At this moment in time, it is crucial to remind ourselves why the United Nations was created: to do everything necessary to prevent the repetition of the experiences of the Second World War.
Today, we are witnessing events and crises that should remind us of how such periods begin! That is precisely why making this conversation the point of departure matters.
Preventing a repeat of those experiences requires, first and foremost, strengthening democratic multilateralism, with the UN at its centre. When International law risks to be replaced by the rule of the jungle, the UN should be able to ensure that it is upheld and never abdicate its normsetting and norm-defending mandate.
If the foundations of an edifice are being damaged, it makes little sense to continue furnishing its individual rooms. The primary task must be to repair and reinforce those foundations. Without that, everything else becomes fragile, if not meaningless.
The Financing for Development process was conceived on the premise of a functioning system of democratic multilateralism. It cannot continue as if those original premises still hold. We cannot normalise what is clearly abnormal. Instead, we must confront the current crises directly and work to resolve them — because only then can meaningful progress be made.

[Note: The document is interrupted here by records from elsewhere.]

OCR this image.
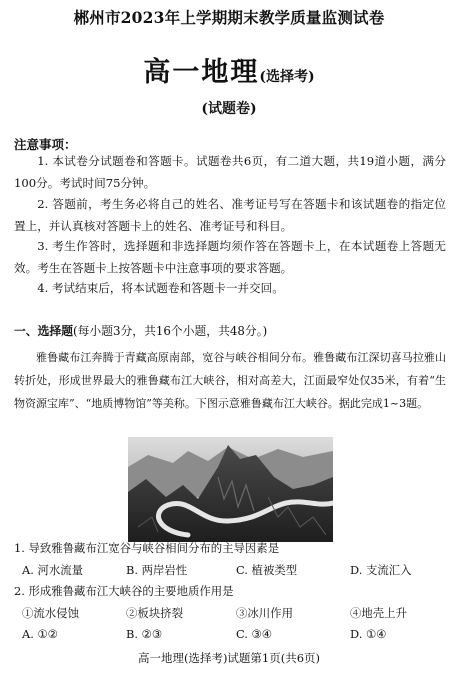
郴州市2023年上学期期末教学质量监测试卷
高一地理(选择考)
(试题卷)
注意事项：
1. 本试卷分试题卷和答题卡。试题卷共6页，有二道大题，共19道小题，满分100分。考试时间75分钟。
2. 答题前，考生务必将自己的姓名、准考证号写在答题卡和该试题卷的指定位置上，并认真核对答题卡上的姓名、准考证号和科目。
3. 考生作答时，选择题和非选择题均须作答在答题卡上，在本试题卷上答题无效。考生在答题卡上按答题卡中注意事项的要求答题。
4. 考试结束后，将本试题卷和答题卡一并交回。
一、选择题(每小题3分，共16个小题，共48分。)
雅鲁藏布江奔腾于青藏高原南部，宽谷与峡谷相间分布。雅鲁藏布江深切喜马拉雅山转折处，形成世界最大的雅鲁藏布江大峡谷，相对高差大，江面最窄处仅35米，有着“生物资源宝库”、“地质博物馆”等美称。下图示意雅鲁藏布江大峡谷。据此完成1~3题。
1. 导致雅鲁藏布江宽谷与峡谷相间分布的主导因素是
A. 河水流量	B. 两岸岩性	C. 植被类型	D. 支流汇入
2. 形成雅鲁藏布江大峡谷的主要地质作用是
①流水侵蚀	②板块挤裂	③冰川作用	④地壳上升
A. ①②	B. ②③	C. ③④	D. ①④
高一地理(选择考)试题第1页(共6页)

The second point I want to raise is equally important. Financing for Development was never intended to be merely a fundraising instrument for the Sustainable Development Goals. It was conceived as a space to address structural governance issues and systemic imbalances in the global economic and financial architecture.
If we reduce it to a question of mobilising resources alone, we risk losing its transformative purpose.
In our statement during the Sevilla FfD conference, we translated the Spanish “Compromiso de Sevilla” as the “Sevilla Compromise.” That choice was deliberate. It reflects our concern that what is being presented as commitment, in fact, represents a lowering of ambition — a settling for less at a time when far more is required.
In conclusion, if the promising ambitions of the Financing for Development process are to be kept alive, we must return to its original purpose: addressing systemic inequities, rebuilding trust in multilateralism, and strengthening the very foundations upon which global cooperation depends.
Anything less risks reducing this to a ritual exercise—treating the symptoms while ignoring the cause.
Intervention delivered by Dr. Dereje Alemayehu, Executive Coordinator of the Global Alliance for Tax Justice (GATJ) on behalf of the Civil Society Financing for Development Mechanism (CS FfD Mechanism) at the April 20, 2026, FfD Forum.